The normal practice at the Colombo International airport is that they place in a ‘duty free ‘carrier bag. What I noticed on Christmas day at the transit security check point at Singapore airport was somewhat heart breaking. A passenger on his way to Australia had helped himself to some expensive Shivas Regal whiskey and other spirits happily and looking forward to celebrate Christmas in Australia. When he walked through the security scanning machine at the transit passenger area to be told by Singaporean airport officials that it was illegal and he could not be allowed to take the bottles one centimetre from where he was!
The innocent passenger tried to explain that he was unaware of this regulation and in fact the liquor was bought only from a duty-free shop inside an international airport (Colombo). But Singaporean officials had no sympathy on the passenger, not even thinking that it was Christmas day and forgetting Jesus Christ’s words of ‘Love thy neighbour’ and came hard on the passengers in a somewhat rude manner saying: “ Then you will know you can’t bring any liquor in this manner”. Further attempts in a gentlemanly manner to persuade the Singaporeans made only things worse with their somewhat high handed attitude that the Sri Lankan had no choice but to unscrew all the bottles and empty the contents into a waste bin right in front of their eyes, thus writing off a fair sum of dollars as out of pocket expenses at the very beginning of his trip to Australia.

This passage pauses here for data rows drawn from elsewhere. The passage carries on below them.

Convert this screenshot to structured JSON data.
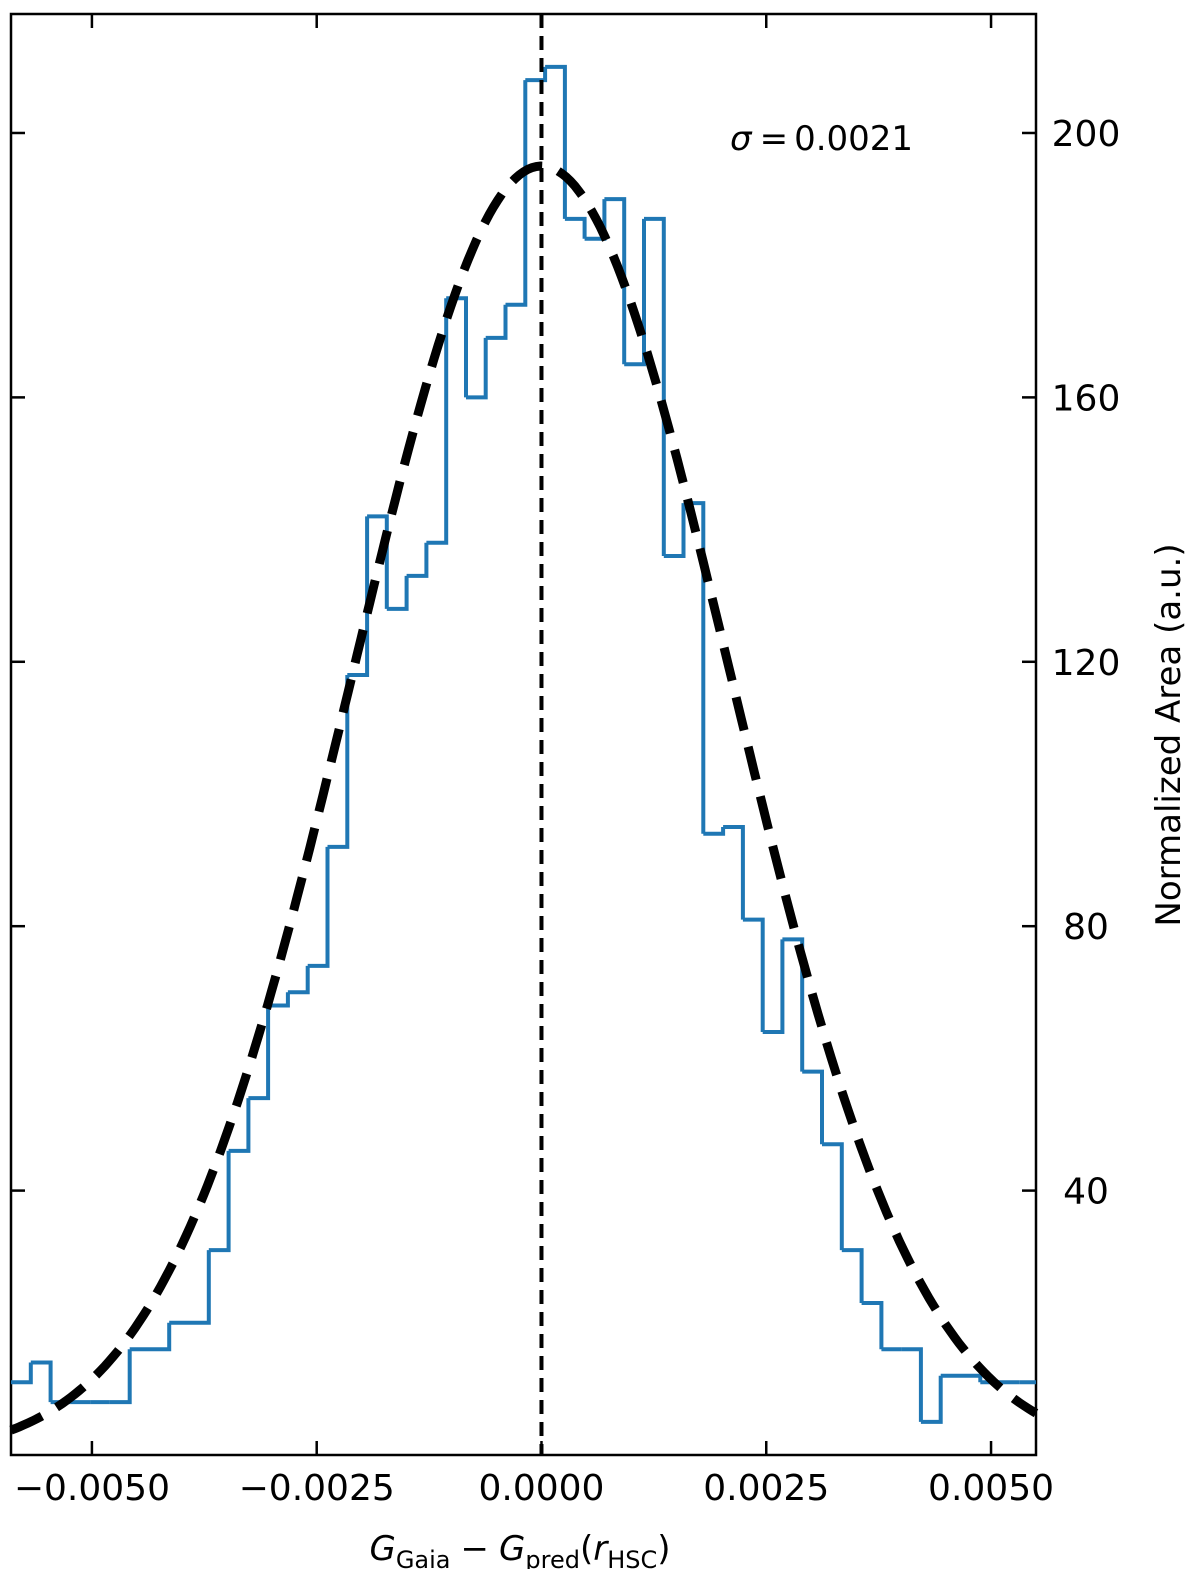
{
  "chart_data": {
    "type": "histogram",
    "title": "",
    "xlabel": {
      "main": "G",
      "main_sub": "Gaia",
      "minus": "−",
      "second": "G",
      "second_sub": "pred",
      "paren_open": "(",
      "arg": "r",
      "arg_sub": "HSC",
      "paren_close": ")"
    },
    "ylabel": "Normalized Area (a.u.)",
    "y_axis_side": "right",
    "xlim": [
      -0.0059,
      0.0055
    ],
    "ylim": [
      0,
      218
    ],
    "x_ticks": [
      -0.005,
      -0.0025,
      0.0,
      0.0025,
      0.005
    ],
    "x_tick_labels": [
      "−0.0050",
      "−0.0025",
      "0.0000",
      "0.0025",
      "0.0050"
    ],
    "y_ticks": [
      40,
      80,
      120,
      160,
      200
    ],
    "y_tick_labels": [
      "40",
      "80",
      "120",
      "160",
      "200"
    ],
    "histogram": {
      "color": "#1f77b4",
      "bin_edges": [
        -0.0059,
        -0.00568,
        -0.00546,
        -0.00524,
        -0.00502,
        -0.0048,
        -0.00458,
        -0.00436,
        -0.00414,
        -0.00392,
        -0.0037,
        -0.00348,
        -0.00326,
        -0.00304,
        -0.00282,
        -0.0026,
        -0.00238,
        -0.00216,
        -0.00194,
        -0.00172,
        -0.0015,
        -0.00128,
        -0.00106,
        -0.00084,
        -0.00062,
        -0.0004,
        -0.00018,
        4e-05,
        0.00026,
        0.00048,
        0.0007,
        0.00092,
        0.00114,
        0.00136,
        0.00158,
        0.0018,
        0.00202,
        0.00224,
        0.00246,
        0.00268,
        0.0029,
        0.00312,
        0.00334,
        0.00356,
        0.00378,
        0.004,
        0.00422,
        0.00444,
        0.00466,
        0.00488,
        0.0051,
        0.00532,
        0.0055
      ],
      "values": [
        11,
        14,
        8,
        8,
        8,
        8,
        16,
        16,
        20,
        20,
        31,
        46,
        54,
        68,
        70,
        74,
        92,
        118,
        142,
        128,
        133,
        138,
        175,
        160,
        169,
        174,
        208,
        210,
        187,
        184,
        190,
        165,
        187,
        136,
        144,
        94,
        95,
        81,
        64,
        78,
        58,
        47,
        31,
        23,
        16,
        16,
        5,
        12,
        12,
        11,
        11,
        11
      ]
    },
    "fit": {
      "style": "dashed",
      "color": "#000000",
      "mean": 0.0,
      "sigma": 0.0021,
      "amplitude": 195
    },
    "vline": {
      "x": 0.0,
      "style": "dashed",
      "color": "#000000"
    },
    "annotation": {
      "sigma_symbol": "σ",
      "equals": "=",
      "sigma_value": "0.0021"
    },
    "grid": false
  }
}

Subsequently at the departure lounge when I discussed this matter with this passenger, he assured me that he would have handed over the bottles of Shivas Regal and Kahlua to the airport staff as a Christmas gesture if not for rude and arrogant attitude of them. But the cardinal point behind this saga is that it is up to Sri Lanka Airport Authorities to advise and educate the duty free shops at the Bandaranaike Airport about such regulations and abide by such regulations rather than just concentrating on their sales and ‘dumping’ everything into a ‘duty free’ carrier bag.

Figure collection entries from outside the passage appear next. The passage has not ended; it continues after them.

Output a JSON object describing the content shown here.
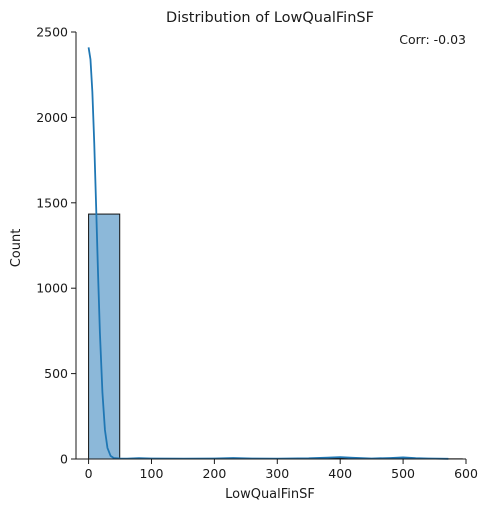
{
  "chart_data": {
    "type": "bar",
    "title": "Distribution of LowQualFinSF",
    "xlabel": "LowQualFinSF",
    "ylabel": "Count",
    "annotation": "Corr: -0.03",
    "xlim": [
      -20,
      600
    ],
    "ylim": [
      0,
      2500
    ],
    "xticks": [
      0,
      100,
      200,
      300,
      400,
      500,
      600
    ],
    "yticks": [
      0,
      500,
      1000,
      1500,
      2000,
      2500
    ],
    "bin_width": 49.5,
    "bins": [
      {
        "x0": 0,
        "x1": 49.5,
        "count": 1434
      },
      {
        "x0": 49.5,
        "x1": 99,
        "count": 3
      },
      {
        "x0": 99,
        "x1": 148.5,
        "count": 3
      },
      {
        "x0": 148.5,
        "x1": 198,
        "count": 2
      },
      {
        "x0": 198,
        "x1": 247.5,
        "count": 3
      },
      {
        "x0": 247.5,
        "x1": 297,
        "count": 0
      },
      {
        "x0": 297,
        "x1": 346.5,
        "count": 1
      },
      {
        "x0": 346.5,
        "x1": 396,
        "count": 5
      },
      {
        "x0": 396,
        "x1": 445.5,
        "count": 3
      },
      {
        "x0": 445.5,
        "x1": 495,
        "count": 2
      },
      {
        "x0": 495,
        "x1": 544.5,
        "count": 3
      },
      {
        "x0": 544.5,
        "x1": 594,
        "count": 1
      }
    ],
    "kde": {
      "x": [
        0,
        3,
        6,
        9,
        12,
        15,
        18,
        22,
        26,
        30,
        35,
        40,
        50,
        60,
        80,
        100,
        150,
        200,
        230,
        260,
        300,
        350,
        380,
        400,
        420,
        450,
        480,
        500,
        520,
        540,
        572
      ],
      "y": [
        2410,
        2340,
        2150,
        1850,
        1480,
        1090,
        740,
        390,
        170,
        65,
        18,
        6,
        3,
        2,
        5,
        3,
        2,
        3,
        6,
        3,
        2,
        4,
        8,
        11,
        7,
        3,
        6,
        9,
        5,
        3,
        1
      ]
    },
    "colors": {
      "bar_fill": "#8cb8d9",
      "bar_edge": "#111111",
      "kde_line": "#1f77b4",
      "axis": "#1a1a1a"
    }
  }
}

There are certain regulations in air travel today especially introduced after terrorism has raised its ugly head even during international flights. That is the reason why sharp instruments (including a pair of scissors) are not allowed to carry in hand luggage to the cabin. Even small bottles of perfume are restricted and allowed only in polythene bags. Food served with Steel cutlery has been withdrawn during in-flight meals. However, Colombo Singapore flight served steel knives with their lunch but when it came to Singapore Melbourne flight the steel knife had been withdrawn and replaced with a plastic knife with a little information on a card saying ‘ due to various international regulations’ the airline had to replace the metal knife with the plastic.

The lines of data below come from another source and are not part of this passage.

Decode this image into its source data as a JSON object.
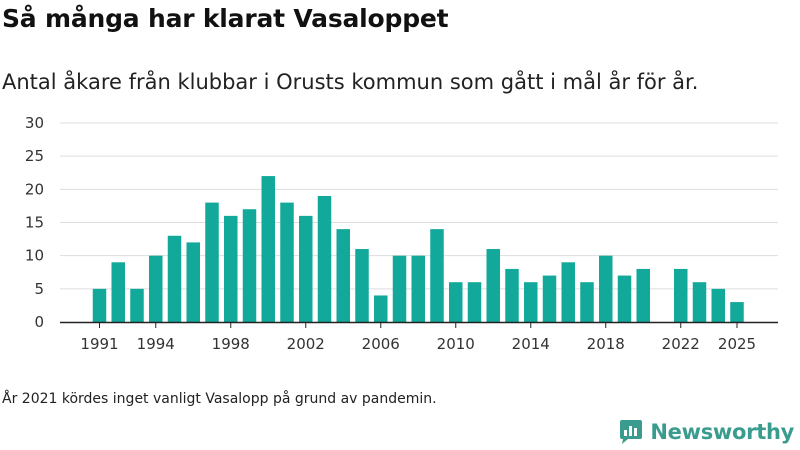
{
  "header": {
    "title": "Så många har klarat Vasaloppet",
    "subtitle": "Antal åkare från klubbar i Orusts kommun som gått i mål år för år."
  },
  "footnote": "År 2021 kördes inget vanligt Vasalopp på grund av pandemin.",
  "brand": {
    "name": "Newsworthy",
    "icon": "newsworthy-logo-icon",
    "color": "#3a9c8e"
  },
  "colors": {
    "bar": "#12a89a",
    "grid": "#dddddd",
    "axis": "#222222"
  },
  "chart_data": {
    "type": "bar",
    "title": "Så många har klarat Vasaloppet",
    "xlabel": "",
    "ylabel": "",
    "ylim": [
      0,
      30
    ],
    "yticks": [
      0,
      5,
      10,
      15,
      20,
      25,
      30
    ],
    "xticks": [
      1991,
      1994,
      1998,
      2002,
      2006,
      2010,
      2014,
      2018,
      2022,
      2025
    ],
    "grid": true,
    "categories": [
      1991,
      1992,
      1993,
      1994,
      1995,
      1996,
      1997,
      1998,
      1999,
      2000,
      2001,
      2002,
      2003,
      2004,
      2005,
      2006,
      2007,
      2008,
      2009,
      2010,
      2011,
      2012,
      2013,
      2014,
      2015,
      2016,
      2017,
      2018,
      2019,
      2020,
      2021,
      2022,
      2023,
      2024,
      2025
    ],
    "values": [
      5,
      9,
      5,
      10,
      13,
      12,
      18,
      16,
      17,
      22,
      18,
      16,
      19,
      14,
      11,
      4,
      10,
      10,
      14,
      6,
      6,
      11,
      8,
      6,
      7,
      9,
      6,
      10,
      7,
      8,
      null,
      8,
      6,
      5,
      3
    ]
  }
}
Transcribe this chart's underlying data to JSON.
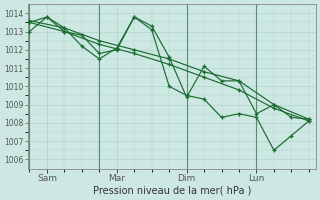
{
  "xlabel": "Pression niveau de la mer( hPa )",
  "bg_color": "#cde8e2",
  "grid_color": "#b0d4cc",
  "line_color": "#1a6b30",
  "vline_color": "#5a8a70",
  "ylim": [
    1005.5,
    1014.5
  ],
  "yticks": [
    1006,
    1007,
    1008,
    1009,
    1010,
    1011,
    1012,
    1013,
    1014
  ],
  "xlim": [
    -0.05,
    8.2
  ],
  "xtick_labels": [
    "Sam",
    "Mar",
    "Dim",
    "Lun"
  ],
  "xtick_positions": [
    0.5,
    2.5,
    4.5,
    6.5
  ],
  "vline_positions": [
    0.0,
    2.0,
    4.5,
    6.5
  ],
  "series": [
    {
      "x": [
        0.0,
        1.0,
        2.0,
        3.0,
        4.0,
        5.0,
        6.0,
        7.0,
        8.0
      ],
      "y": [
        1013.6,
        1013.2,
        1012.5,
        1012.0,
        1011.5,
        1010.8,
        1010.3,
        1009.0,
        1008.2
      ]
    },
    {
      "x": [
        0.0,
        1.0,
        2.0,
        3.0,
        4.0,
        5.0,
        6.0,
        7.0,
        8.0
      ],
      "y": [
        1013.5,
        1013.0,
        1012.3,
        1011.8,
        1011.2,
        1010.5,
        1009.8,
        1008.8,
        1008.1
      ]
    },
    {
      "x": [
        0.0,
        0.5,
        1.0,
        1.5,
        2.0,
        2.5,
        3.0,
        3.5,
        4.0,
        4.5,
        5.0,
        5.5,
        6.0,
        6.5,
        7.0,
        7.5,
        8.0
      ],
      "y": [
        1013.5,
        1013.8,
        1013.2,
        1012.2,
        1011.5,
        1012.1,
        1013.8,
        1013.3,
        1011.6,
        1009.4,
        1011.1,
        1010.3,
        1010.3,
        1008.5,
        1009.0,
        1008.3,
        1008.2
      ]
    },
    {
      "x": [
        0.0,
        0.5,
        1.0,
        1.5,
        2.0,
        2.5,
        3.0,
        3.5,
        4.0,
        4.5,
        5.0,
        5.5,
        6.0,
        6.5,
        7.0,
        7.5,
        8.0
      ],
      "y": [
        1013.0,
        1013.8,
        1013.0,
        1012.8,
        1011.8,
        1012.0,
        1013.8,
        1013.1,
        1010.0,
        1009.5,
        1009.3,
        1008.3,
        1008.5,
        1008.3,
        1006.5,
        1007.3,
        1008.1
      ]
    }
  ]
}
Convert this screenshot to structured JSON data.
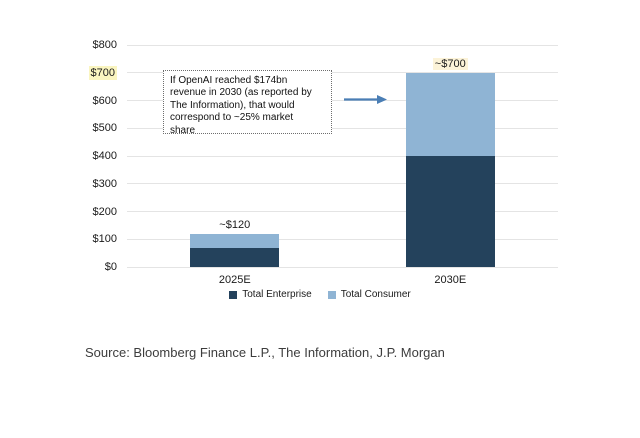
{
  "chart_data": {
    "type": "bar",
    "stacked": true,
    "categories": [
      "2025E",
      "2030E"
    ],
    "series": [
      {
        "name": "Total Enterprise",
        "color": "#24425c",
        "values": [
          70,
          400
        ]
      },
      {
        "name": "Total Consumer",
        "color": "#8fb4d4",
        "values": [
          50,
          300
        ]
      }
    ],
    "total_labels": [
      {
        "text": "~$120",
        "highlight": false
      },
      {
        "text": "~$700",
        "highlight": true
      }
    ],
    "y_ticks": [
      {
        "value": 0,
        "label": "$0",
        "highlight": false
      },
      {
        "value": 100,
        "label": "$100",
        "highlight": false
      },
      {
        "value": 200,
        "label": "$200",
        "highlight": false
      },
      {
        "value": 300,
        "label": "$300",
        "highlight": false
      },
      {
        "value": 400,
        "label": "$400",
        "highlight": false
      },
      {
        "value": 500,
        "label": "$500",
        "highlight": false
      },
      {
        "value": 600,
        "label": "$600",
        "highlight": false
      },
      {
        "value": 700,
        "label": "$700",
        "highlight": true
      },
      {
        "value": 800,
        "label": "$800",
        "highlight": false
      }
    ],
    "ylim": [
      0,
      800
    ],
    "xlabel": "",
    "ylabel": "",
    "grid": true,
    "legend_position": "bottom"
  },
  "annotation": {
    "lines": [
      "If OpenAI reached $174bn",
      "revenue in 2030 (as reported by",
      "The Information), that would",
      "correspond to ~25% market",
      "share"
    ]
  },
  "source": {
    "text": "Source: Bloomberg Finance L.P., The Information, J.P. Morgan"
  },
  "colors": {
    "enterprise": "#24425c",
    "consumer": "#8fb4d4",
    "gridline": "#e4e4e4",
    "axis_highlight": "#faf5c0",
    "label_highlight": "#fcf3d8",
    "arrow": "#4a7eb5",
    "source_text": "#3d3d3d"
  }
}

This goes to show how the international law varies from airport to airport and destination to destination. Therefore, it is high time that for the benefit of the future air travellers passing through Bandaranaike airport the staff at duty free shops are updated with the ever changing international regulations on air travel rather than concentrating only to sell their goods and collect their foreign exchange.